Industrialists and operators in the Organised Private Sector (OPS) in the south-east said they are getting prepared for a looming economic shutdown following the closure of the Niger Bridge by the Delta State Government, as part of the measures to stem the spread of COVID-19 pandemic.
The Anambra State government had also announced that it would shut down all markets in the state from today.
The President of Onitsha Chambers of Commerce, Industry, Mines and Agriculture (OCCIMA), Mr. Chris Ukachukwu, told THISDAY, in a telephone chat that the effects of the virus was creating a difficult operational environment for members of the OCCIMA and might force some of his members to shut down their factories, especially those in the food and beverage sector.
Ukachukwu said: “Those in the manufacturing of bottled water are faced with possible shutdown of operation as the raw materials they need to produce plastic bottle are no longer coming in freely from Lagos.

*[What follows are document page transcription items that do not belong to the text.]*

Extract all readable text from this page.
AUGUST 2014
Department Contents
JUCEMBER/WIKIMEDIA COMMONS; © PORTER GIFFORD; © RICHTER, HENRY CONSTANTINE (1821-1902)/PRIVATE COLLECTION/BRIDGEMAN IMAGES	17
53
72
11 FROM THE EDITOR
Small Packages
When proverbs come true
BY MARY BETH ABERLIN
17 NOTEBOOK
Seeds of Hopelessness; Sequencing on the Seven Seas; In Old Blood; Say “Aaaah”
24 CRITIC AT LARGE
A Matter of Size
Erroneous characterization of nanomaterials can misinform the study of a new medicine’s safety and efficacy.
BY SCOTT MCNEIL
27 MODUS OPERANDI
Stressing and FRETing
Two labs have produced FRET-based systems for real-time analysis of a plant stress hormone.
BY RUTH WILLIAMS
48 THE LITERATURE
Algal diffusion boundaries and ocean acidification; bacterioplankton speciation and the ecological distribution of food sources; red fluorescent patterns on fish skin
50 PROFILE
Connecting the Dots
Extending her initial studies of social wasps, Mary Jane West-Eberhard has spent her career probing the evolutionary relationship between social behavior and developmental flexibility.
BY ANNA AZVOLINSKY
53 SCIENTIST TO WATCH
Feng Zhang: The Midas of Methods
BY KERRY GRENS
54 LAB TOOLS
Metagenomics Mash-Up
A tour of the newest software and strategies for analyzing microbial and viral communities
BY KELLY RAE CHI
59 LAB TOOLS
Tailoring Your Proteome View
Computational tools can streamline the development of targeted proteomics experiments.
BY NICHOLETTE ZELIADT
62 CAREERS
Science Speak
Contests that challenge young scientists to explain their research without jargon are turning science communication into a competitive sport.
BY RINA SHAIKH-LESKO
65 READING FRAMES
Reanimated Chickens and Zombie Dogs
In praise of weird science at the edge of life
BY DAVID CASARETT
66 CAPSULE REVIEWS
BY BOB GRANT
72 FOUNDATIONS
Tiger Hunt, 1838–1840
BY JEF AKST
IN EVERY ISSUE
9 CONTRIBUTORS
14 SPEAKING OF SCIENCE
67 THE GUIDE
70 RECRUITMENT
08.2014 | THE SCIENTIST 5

“And the closure of the Niger Bridge as well as the increasing number of states that has closed inter-state borders in the south-east may signal end of production as most factories that relied on imported raw materials will no longer have access to the sea ports.
“Moreover, anything that threatens transportation across the Niger Bridge will literally throw the Southeast into economic paralysis.”

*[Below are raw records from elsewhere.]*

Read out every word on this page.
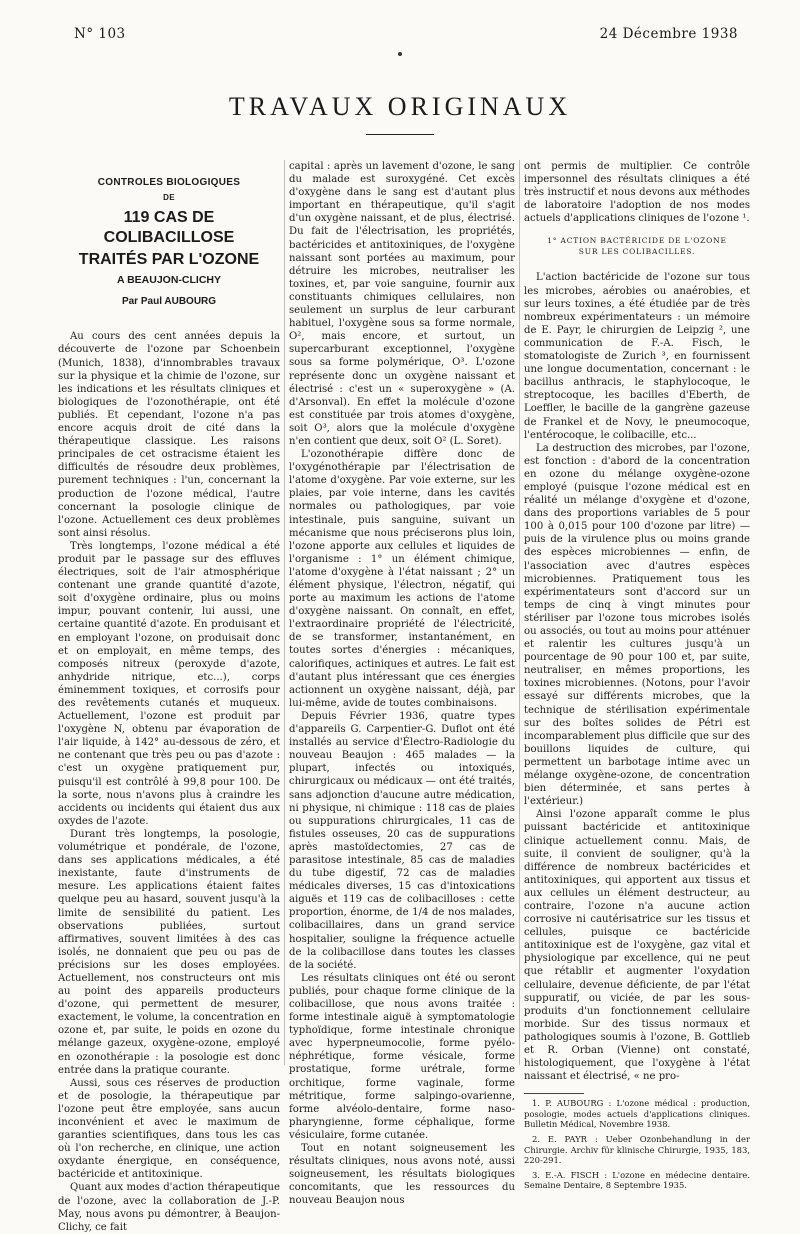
N° 103	24 Décembre 1938
TRAVAUX ORIGINAUX
CONTROLES BIOLOGIQUES
DE
119 CAS DE COLIBACILLOSE
TRAITÉS PAR L'OZONE
A BEAUJON-CLICHY
Par Paul AUBOURG

Au cours des cent années depuis la découverte de l'ozone par Schoenbein (Munich, 1838), d'innombrables travaux sur la physique et la chimie de l'ozone, sur les indications et les résultats cliniques et biologiques de l'ozonothérapie, ont été publiés. Et cependant, l'ozone n'a pas encore acquis droit de cité dans la thérapeutique classique. Les raisons principales de cet ostracisme étaient les difficultés de résoudre deux problèmes, purement techniques : l'un, concernant la production de l'ozone médical, l'autre concernant la posologie clinique de l'ozone. Actuellement ces deux problèmes sont ainsi résolus.

Très longtemps, l'ozone médical a été produit par le passage sur des effluves électriques, soit de l'air atmosphérique contenant une grande quantité d'azote, soit d'oxygène ordinaire, plus ou moins impur, pouvant contenir, lui aussi, une certaine quantité d'azote. En produisant et en employant l'ozone, on produisait donc et on employait, en même temps, des composés nitreux (peroxyde d'azote, anhydride nitrique, etc...), corps éminemment toxiques, et corrosifs pour des revêtements cutanés et muqueux. Actuellement, l'ozone est produit par l'oxygène N, obtenu par évaporation de l'air liquide, à 142° au-dessous de zéro, et ne contenant que très peu ou pas d'azote : c'est un oxygène pratiquement pur, puisqu'il est contrôlé à 99,8 pour 100. De la sorte, nous n'avons plus à craindre les accidents ou incidents qui étaient dus aux oxydes de l'azote.

Durant très longtemps, la posologie, volumétrique et pondérale, de l'ozone, dans ses applications médicales, a été inexistante, faute d'instruments de mesure. Les applications étaient faites quelque peu au hasard, souvent jusqu'à la limite de sensibilité du patient. Les observations publiées, surtout affirmatives, souvent limitées à des cas isolés, ne donnaient que peu ou pas de précisions sur les doses employées. Actuellement, nos constructeurs ont mis au point des appareils producteurs d'ozone, qui permettent de mesurer, exactement, le volume, la concentration en ozone et, par suite, le poids en ozone du mélange gazeux, oxygène-ozone, employé en ozonothérapie : la posologie est donc entrée dans la pratique courante.

Aussi, sous ces réserves de production et de posologie, la thérapeutique par l'ozone peut être employée, sans aucun inconvénient et avec le maximum de garanties scientifiques, dans tous les cas où l'on recherche, en clinique, une action oxydante énergique, en conséquence, bactéricide et antitoxinique.

Quant aux modes d'action thérapeutique de l'ozone, avec la collaboration de J.-P. May, nous avons pu démontrer, à Beaujon-Clichy, ce fait

capital : après un lavement d'ozone, le sang du malade est suroxygéné. Cet excès d'oxygène dans le sang est d'autant plus important en thérapeutique, qu'il s'agit d'un oxygène naissant, et de plus, électrisé. Du fait de l'électrisation, les propriétés, bactéricides et antitoxiniques, de l'oxygène naissant sont portées au maximum, pour détruire les microbes, neutraliser les toxines, et, par voie sanguine, fournir aux constituants chimiques cellulaires, non seulement un surplus de leur carburant habituel, l'oxygène sous sa forme normale, O², mais encore, et surtout, un supercarburant exceptionnel, l'oxygène sous sa forme polymérique, O³. L'ozone représente donc un oxygène naissant et électrisé : c'est un « superoxygène » (A. d'Arsonval). En effet la molécule d'ozone est constituée par trois atomes d'oxygène, soit O³, alors que la molécule d'oxygène n'en contient que deux, soit O² (L. Soret).

L'ozonothérapie diffère donc de l'oxygénothérapie par l'électrisation de l'atome d'oxygène. Par voie externe, sur les plaies, par voie interne, dans les cavités normales ou pathologiques, par voie intestinale, puis sanguine, suivant un mécanisme que nous préciserons plus loin, l'ozone apporte aux cellules et liquides de l'organisme : 1° un élément chimique, l'atome d'oxygène à l'état naissant ; 2° un élément physique, l'électron, négatif, qui porte au maximum les actions de l'atome d'oxygène naissant. On connaît, en effet, l'extraordinaire propriété de l'électricité, de se transformer, instantanément, en toutes sortes d'énergies : mécaniques, calorifiques, actiniques et autres. Le fait est d'autant plus intéressant que ces énergies actionnent un oxygène naissant, déjà, par lui-même, avide de toutes combinaisons.

Depuis Février 1936, quatre types d'appareils G. Carpentier-G. Duflot ont été installés au service d'Électro-Radiologie du nouveau Beaujon : 465 malades — la plupart, infectés ou intoxiqués, chirurgicaux ou médicaux — ont été traités, sans adjonction d'aucune autre médication, ni physique, ni chimique : 118 cas de plaies ou suppurations chirurgicales, 11 cas de fistules osseuses, 20 cas de suppurations après mastoïdectomies, 27 cas de parasitose intestinale, 85 cas de maladies du tube digestif, 72 cas de maladies médicales diverses, 15 cas d'intoxications aiguës et 119 cas de colibacilloses : cette proportion, énorme, de 1/4 de nos malades, colibacillaires, dans un grand service hospitalier, souligne la fréquence actuelle de la colibacillose dans toutes les classes de la société.

Les résultats cliniques ont été ou seront publiés, pour chaque forme clinique de la colibacillose, que nous avons traitée : forme intestinale aiguë à symptomatologie typhoïdique, forme intestinale chronique avec hyperpneumocolie, forme pyélo-néphrétique, forme vésicale, forme prostatique, forme urétrale, forme orchitique, forme vaginale, forme métritique, forme salpingo-ovarienne, forme alvéolo-dentaire, forme naso-pharyngienne, forme céphalique, forme vésiculaire, forme cutanée.

Tout en notant soigneusement les résultats cliniques, nous avons noté, aussi soigneusement, les résultats biologiques concomitants, que les ressources du nouveau Beaujon nous

ont permis de multiplier. Ce contrôle impersonnel des résultats cliniques a été très instructif et nous devons aux méthodes de laboratoire l'adoption de nos modes actuels d'applications cliniques de l'ozone ¹.

1° ACTION BACTÉRICIDE DE L'OZONE
SUR LES COLIBACILLES.

L'action bactéricide de l'ozone sur tous les microbes, aérobies ou anaérobies, et sur leurs toxines, a été étudiée par de très nombreux expérimentateurs : un mémoire de E. Payr, le chirurgien de Leipzig ², une communication de F.-A. Fisch, le stomatologiste de Zurich ³, en fournissent une longue documentation, concernant : le bacillus anthracis, le staphylocoque, le streptocoque, les bacilles d'Eberth, de Loeffler, le bacille de la gangrène gazeuse de Frankel et de Novy, le pneumocoque, l'entérocoque, le colibacille, etc...

La destruction des microbes, par l'ozone, est fonction : d'abord de la concentration en ozone du mélange oxygène-ozone employé (puisque l'ozone médical est en réalité un mélange d'oxygène et d'ozone, dans des proportions variables de 5 pour 100 à 0,015 pour 100 d'ozone par litre) — puis de la virulence plus ou moins grande des espèces microbiennes — enfin, de l'association avec d'autres espèces microbiennes. Pratiquement tous les expérimentateurs sont d'accord sur un temps de cinq à vingt minutes pour stériliser par l'ozone tous microbes isolés ou associés, ou tout au moins pour atténuer et ralentir les cultures jusqu'à un pourcentage de 90 pour 100 et, par suite, neutraliser, en mêmes proportions, les toxines microbiennes. (Notons, pour l'avoir essayé sur différents microbes, que la technique de stérilisation expérimentale sur des boîtes solides de Pétri est incomparablement plus difficile que sur des bouillons liquides de culture, qui permettent un barbotage intime avec un mélange oxygène-ozone, de concentration bien déterminée, et sans pertes à l'extérieur.)

Ainsi l'ozone apparaît comme le plus puissant bactéricide et antitoxinique clinique actuellement connu. Mais, de suite, il convient de souligner, qu'à la différence de nombreux bactéricides et antitoxiniques, qui apportent aux tissus et aux cellules un élément destructeur, au contraire, l'ozone n'a aucune action corrosive ni cautérisatrice sur les tissus et cellules, puisque ce bactéricide antitoxinique est de l'oxygène, gaz vital et physiologique par excellence, qui ne peut que rétablir et augmenter l'oxydation cellulaire, devenue déficiente, de par l'état suppuratif, ou viciée, de par les sous-produits d'un fonctionnement cellulaire morbide. Sur des tissus normaux et pathologiques soumis à l'ozone, B. Gottlieb et R. Orban (Vienne) ont constaté, histologiquement, que l'oxygène à l'état naissant et électrisé, « ne pro-

1. P. AUBOURG : L'ozone médical : production, posologie, modes actuels d'applications cliniques. Bulletin Médical, Novembre 1938.

2. E. PAYR : Ueber Ozonbehandlung in der Chirurgie. Archiv für klinische Chirurgie, 1935, 183, 220-291.

3. E.-A. FISCH : L'ozone en médecine dentaire. Semaine Dentaire, 8 Septembre 1935.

He said most businesses in Onitsha were battling with poor electricity supply and were finding it difficult to sustain production due to scarcity of diesel as some filling stations have closed down.
“Electricity supply has gone down and diesel is scarce and expensive making most manufacturers to run at high cost that renders their products uncompetitive,” Ukachukwu said.
The Director-General of Enugu Chamber of Commerce, Industry, Mines, and Agriculture, Mr. Henry Nduka Awuregu, also told THISDAY that the pandemic was having a negative impact on businesses in the state, especially with the closure of inter-state borders that has made difficult to move goods from Enugu to Ebonyi and Abia States.
“Sector to sector has been recording negative impact. Peace Mass Transport Limited has shut down operations. Most hotels are operating at less than 30 per cent capacity and filling stations are not dispensing fuel as before.” Awuregu said, adding that it was too early to put a figure on the losses suffered by businesses as a result of the COVID-19.
Similarly, the immediate past President of Awka Chamber of Commerce, Industry, Mines and Agriculture, Mr. Felly Zontal Akosa, told THISDAY that most people were focusing more on how to survive the pandemic than doing business.
“We are not talking about business but survival now. Some factories are shutting down production and the announcement that the Niger Bridge will be closed will amount to total economic lockdown.”
In the same manner, the Chief Executive Officer of Twinset Induatries Limited, Aba, Mr. Andy Uba Obasi, who was also the past President of Aba Chamber of Commerce and Industry, Mines and Agriculture, said that, “the prices of raw materials have gone up tremendously while access to imported inputs are scarce now.”
Obasi, said most manufacturers were being forced to reduce or closed down their production line as a means of surviving the difficult environment imposed by the effort to contain the spread of COVID-19.
A recent statement signed by the President of Lagos Chamber of Commerce and Industry, Mrs. Toki Mabogunje, acknowledged the enormity and severity of the looming catastrophe, which the COVID-19 pandemic portends to business if it is not quickly contained, which she described as “monumental and unprecedented.”
Mabogunje, said disruptions in business and economic activities at the domestic level as companies and businesses shutdown operations, following lockdowns and mobility restrictions had left the aviation, hospitality, SMEs, manufacturing sectors as the worst hit in the current situation.
She advised businesses to review their strategies in line with unfolding developments, by adopting a flexible business model to ensure tight control on costs and non-revenue generating segments of the business.
Last week, the Nigeria Employers Consultative Assembly (NECA) held a virtual meeting with the Governor of Lagos State Mr. Babajide Sanwo-Olu, and agreed that Lagos State would not be on complete lock down. This was to allow all food markets and retail chains like Spar, Game, Shoprite etc. to remain open daily.
A Professor of Economics at Afe Babalola University, Sam A. Igbatayo, said entrepreneurs could leverage on opportunities that often emerge in the process like digital technology to deliver consumer products around the world.